Additionally, no association was found between FCC and chronic diseases or disabilities. This could possibly be explained by habituation or acclimation of birds to the adverse situation (Bonier et al. 2009). In our study, unhealthy birds presented skin diseases or other type of physical disabilities (see “Feather and data collection” section). It is plausible that under captive conditions and after some time, ibis with physical disabilities were able to adapt to new circumstances without presenting any HPA alteration. Experimentally, this hypothesis was proven in captive great tits (Parus major) (Cockrem and Silverin 2002), captive American kestrels (Falco sparverius) (Love et al. 2003) and free-living eastern bluebirds (Sialia sialis) (Lynn et al. 2010), that under repeated stress stimulus they first showed an increase of CORT levels that progressively decreased over time. On the other hand, we found that unhealthy birds showed worse reproductive success the following breeding season (Fig. 3b). Thus, despite having no effect on the HPA axis activity, the presence of chronic disabilities or diseases appear to affect the reproduction in captive ibis. Given the strong social hierarchy of ibis and that the mating phase is particularly stressful for this species, low-ranked individuals may have more difficulties in pairing and breeding successfully (Sorato and Kotrschal 2006). In this situation, those birds that arrive at the reproductive season chronically stressed (high FCC) or those with chronic physical disabilities may have more difficulties to breed. However, this situation may change between consecutive years, at least for birds with high FCC given that their levels may vary yearly.

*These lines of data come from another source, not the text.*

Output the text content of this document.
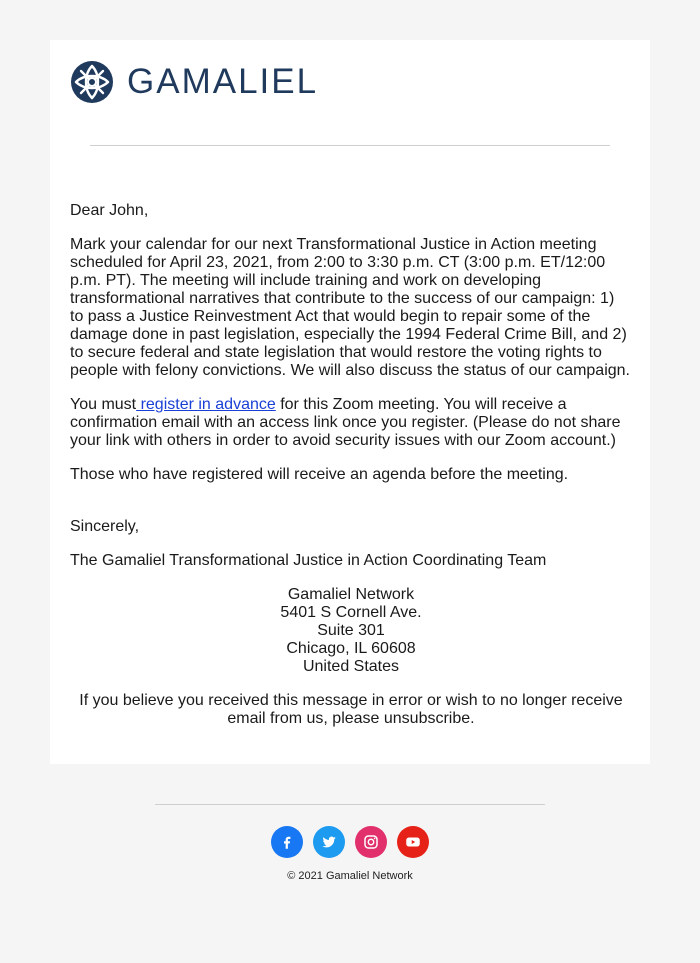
GAMALIEL

Dear John,

Mark your calendar for our next Transformational Justice in Action meeting scheduled for April 23, 2021, from 2:00 to 3:30 p.m. CT (3:00 p.m. ET/12:00 p.m. PT). The meeting will include training and work on developing transformational narratives that contribute to the success of our campaign: 1) to pass a Justice Reinvestment Act that would begin to repair some of the damage done in past legislation, especially the 1994 Federal Crime Bill, and 2) to secure federal and state legislation that would restore the voting rights to people with felony convictions. We will also discuss the status of our campaign.

You must register in advance for this Zoom meeting. You will receive a confirmation email with an access link once you register. (Please do not share your link with others in order to avoid security issues with our Zoom account.)

Those who have registered will receive an agenda before the meeting.

Sincerely,

The Gamaliel Transformational Justice in Action Coordinating Team

Gamaliel Network
5401 S Cornell Ave.
Suite 301
Chicago, IL 60608
United States

If you believe you received this message in error or wish to no longer receive email from us, please unsubscribe.

© 2021 Gamaliel Network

Lastly, no FCC differences were found among ages and sex. These findings corroborate previous research by Sorato and Kotrschal (2006) and may be explained by the sexual monomorphic and symmetrical social structure of ibis. Although some previous studies in ibis showed sex-differences (Dorn et al. 2014), they measured CORT metabolites and thus it is not comparable to our results. In fact, studies performed on feathers of several other bird species also reported no sex-related differences (Carbajal et al. 2014; Koren et al. 2012; Monclús et al. 2017; Strong et al. 2015). Regarding age, similarities in FCC have been described in raptor species between immature, subadult and adult individuals (Monclús et al. 2017; Strong et al. 2015). Conversely, immature ibis were reported to show higher CORT levels compared to adults, probably reflecting a HPA response to the low-ranking position of these individuals in social hierarchy (Sorato and Kotrschal 2006). In the present study, the age of the individuals ranged from 4 to 30 years and therefore, we could not account for differences between immature and adult individuals. However, when studying parameters affecting future reproduction, we observed that the reproductive success declined in older birds (Fig. 3c), representing an important parameter for breeding performance as suggested in the literature (Blas et al. 2009; Sergio et al. 2011; López-Jiménez et al. 2016).

Conclusions

We showed that FCC exhibits high stability across a single feather generation regardless of the feather sampling timepoint, which evidences the usefulness of body feathers as a stable metric. In addition, within-individual variation in CORT levels was observed between two consecutive years. Birds showing high FCC one year do not necessarily show high levels the following year. Although we could not determinate the cause for high FCC, we provided evidence for the utility of FCC as a biomarker of future reproductive success, which is of special interest for the management of this species. Increases in energetic challenges or long-lasting stressful conditions may ultimately have consequences on the following reproductive season, particularly in pairing, and this can be predicted by FCC measured in body feathers. Due to the critically endangered status of ibis and the already great effort performed in developing reintroduction programs, we highly recommend further research focused on this issue and on elucidating the causes of high FCC.